W grupce każdy się przywitał i coś tam dodał od siebie, na temat tej grupy. Dongmin stwierdził, że to super pomysł i cieszył się, że będziemy od tamtej chwili w stałym kontakcie. Jisung uznał, że będziemy mogli sobie na tej grupce plotkować, a Dahyun, że sama o tym pomyślała też wcześniej. Ja w sumie to nie wiedziałam co miałam napisać. Długo rozmyślałam, aż w końcu napisałam tylko zwykłe “Hej wszystkim”.
Jisung: Ale się wysiliłaś.
Dahyun: Daj jej spokój. Ona uratowała nam tyłki na integracji.
Dongmin: I dała nam witaminki na kaca. Jestem ci bardzo wdzięczny, Hyunjoo.
Jego wypowiedź sprawiła, że nieznacznie się podekscytowałam. Wyobraziłam sobie jego uśmiech ze zmrużonymi oczami. Szybko jednak się otrząsnęłam, aby nie przesadzić. Choć w sumie nikt tego nie widział, musiałam sprowadzać siebie samą do pionu, bo przecież to był mój nowy przyjaciel. Nie chciałam, żeby zrobiło się niezręcznie na uczelni. Niestety następna wiadomość wyprowadziła mnie z tej równowagi.
Dongmin: Hyunjoo, mam nadzieję, że dobrze będziesz się mną opiekować na uczelni.
Miałam ochotę zapaść się pod ziemię, bo to jedno zdanie wywołało u mnie szybsze bicie serca. A Jisung i Dahyun wcale nie pomagali, bo zaczęli nagle naśmiewać się z nas, że niby zaczęliśmy romansować między sobą. Nie potrafiłam nic na to odpisać. Uznałam, że lepiej tego nie komentować, by nie palnąć jakiejś gafy. Nie spojrzałabym mu potem w twarz. Musiałam zadbać o większą władzę nad moimi emocjami do poniedziałku. Miałam dość plotek o nas, więc tym bardziej musiałam wyglądać jak przyjaciółka Dongmina. Powinnam była traktować go jak Jisunga… Po chwili zastanowienia doszło do mnie, że to nie było możliwe, aby kogoś tak traktować jak jego.
***
Pierwszy dzień zajęć napawał mnie ogromnym strachem. Oczywistym było, że nie bałam się nauki. Przerażał mnie fakt, że mogłam spotkać Hyunbina. To już było trochę niepokojące, że tak się go bałam, choć on mi niby nie zrobił krzywdy. Z drugiej strony? To było psychiczne krzywdzenie mojej osoby. Szkoda, że nie wiedziałam, jak się go pozbyć, bo uczepił się bardzo mocno. Z tego rozmyślania w drodze na uczelnię wyrwało mnie to, co zobaczyłam po drugiej stronie tego felernego przejścia dla pieszych.

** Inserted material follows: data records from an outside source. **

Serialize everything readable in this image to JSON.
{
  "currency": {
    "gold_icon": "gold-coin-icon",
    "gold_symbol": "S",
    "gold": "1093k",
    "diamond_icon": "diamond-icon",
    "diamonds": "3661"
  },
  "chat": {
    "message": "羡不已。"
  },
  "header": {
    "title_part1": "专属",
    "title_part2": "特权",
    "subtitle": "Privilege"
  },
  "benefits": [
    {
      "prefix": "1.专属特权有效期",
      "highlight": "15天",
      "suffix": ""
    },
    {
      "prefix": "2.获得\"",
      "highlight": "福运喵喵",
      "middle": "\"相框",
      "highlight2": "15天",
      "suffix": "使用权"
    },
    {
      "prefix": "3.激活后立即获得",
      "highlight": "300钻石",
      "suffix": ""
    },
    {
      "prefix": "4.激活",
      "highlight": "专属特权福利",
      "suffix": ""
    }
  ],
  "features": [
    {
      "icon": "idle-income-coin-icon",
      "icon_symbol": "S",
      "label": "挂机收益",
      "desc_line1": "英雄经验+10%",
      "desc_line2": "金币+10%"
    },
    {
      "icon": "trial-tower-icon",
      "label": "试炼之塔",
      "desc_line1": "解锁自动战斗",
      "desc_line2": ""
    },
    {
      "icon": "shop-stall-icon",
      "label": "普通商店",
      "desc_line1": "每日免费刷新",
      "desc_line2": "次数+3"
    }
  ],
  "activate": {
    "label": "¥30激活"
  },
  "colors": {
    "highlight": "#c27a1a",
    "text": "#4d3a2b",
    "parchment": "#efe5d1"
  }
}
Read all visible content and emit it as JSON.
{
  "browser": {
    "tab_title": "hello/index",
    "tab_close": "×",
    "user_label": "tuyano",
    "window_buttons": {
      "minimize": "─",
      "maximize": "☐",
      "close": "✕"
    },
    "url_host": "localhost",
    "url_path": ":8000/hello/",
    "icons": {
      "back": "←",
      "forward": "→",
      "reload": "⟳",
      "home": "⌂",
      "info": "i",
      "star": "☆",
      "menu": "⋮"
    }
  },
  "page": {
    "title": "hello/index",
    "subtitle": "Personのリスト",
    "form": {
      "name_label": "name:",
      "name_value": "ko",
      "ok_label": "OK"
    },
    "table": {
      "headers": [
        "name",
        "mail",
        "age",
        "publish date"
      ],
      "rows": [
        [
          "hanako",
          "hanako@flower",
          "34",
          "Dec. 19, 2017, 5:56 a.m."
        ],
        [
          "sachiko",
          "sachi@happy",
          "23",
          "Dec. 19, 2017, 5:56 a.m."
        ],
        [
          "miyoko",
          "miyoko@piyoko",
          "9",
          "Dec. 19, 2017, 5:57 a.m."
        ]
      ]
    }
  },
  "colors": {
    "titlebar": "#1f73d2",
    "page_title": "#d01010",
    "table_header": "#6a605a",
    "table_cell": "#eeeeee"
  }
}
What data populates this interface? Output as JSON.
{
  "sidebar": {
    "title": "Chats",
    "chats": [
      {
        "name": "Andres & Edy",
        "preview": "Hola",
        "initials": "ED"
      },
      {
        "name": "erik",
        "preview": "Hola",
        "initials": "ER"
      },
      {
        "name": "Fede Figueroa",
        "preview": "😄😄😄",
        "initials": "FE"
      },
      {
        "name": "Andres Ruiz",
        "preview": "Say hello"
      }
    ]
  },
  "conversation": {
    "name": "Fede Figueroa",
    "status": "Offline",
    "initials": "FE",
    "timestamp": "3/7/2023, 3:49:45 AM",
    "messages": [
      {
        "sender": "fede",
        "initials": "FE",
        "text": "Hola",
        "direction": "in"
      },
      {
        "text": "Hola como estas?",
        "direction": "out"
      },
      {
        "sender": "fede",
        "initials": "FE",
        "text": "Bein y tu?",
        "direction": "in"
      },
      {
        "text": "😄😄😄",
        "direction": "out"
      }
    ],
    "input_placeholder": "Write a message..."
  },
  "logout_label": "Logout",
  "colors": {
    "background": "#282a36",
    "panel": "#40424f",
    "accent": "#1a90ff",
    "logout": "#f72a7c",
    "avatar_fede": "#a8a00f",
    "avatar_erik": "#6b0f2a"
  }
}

Stał tam Hyunbin, lecz nie był sam. Naprzeciw niego opierała się o drzewo ta cała Nara z naszego wydziału. Czyżby moje myśli były nie takie głupie, gdy wspomniałam, że pasowała ona do niego? Nie wiedzieć czemu poczułam się dziwnie. Ona także miała taką nieprzyjemną aurę. Może oboje chcieli mnie zniszczyć i się właśnie w tym kierunku dogadywali? Otrząsnęłam się szybko. Przecież Hyunbin zapewne nie myślał tylko o mnie, więc czemu miałby z Narą o mnie mówić? Kolejna sprawa, że jej nic nie zrobiłam. Praktycznie była mi obca.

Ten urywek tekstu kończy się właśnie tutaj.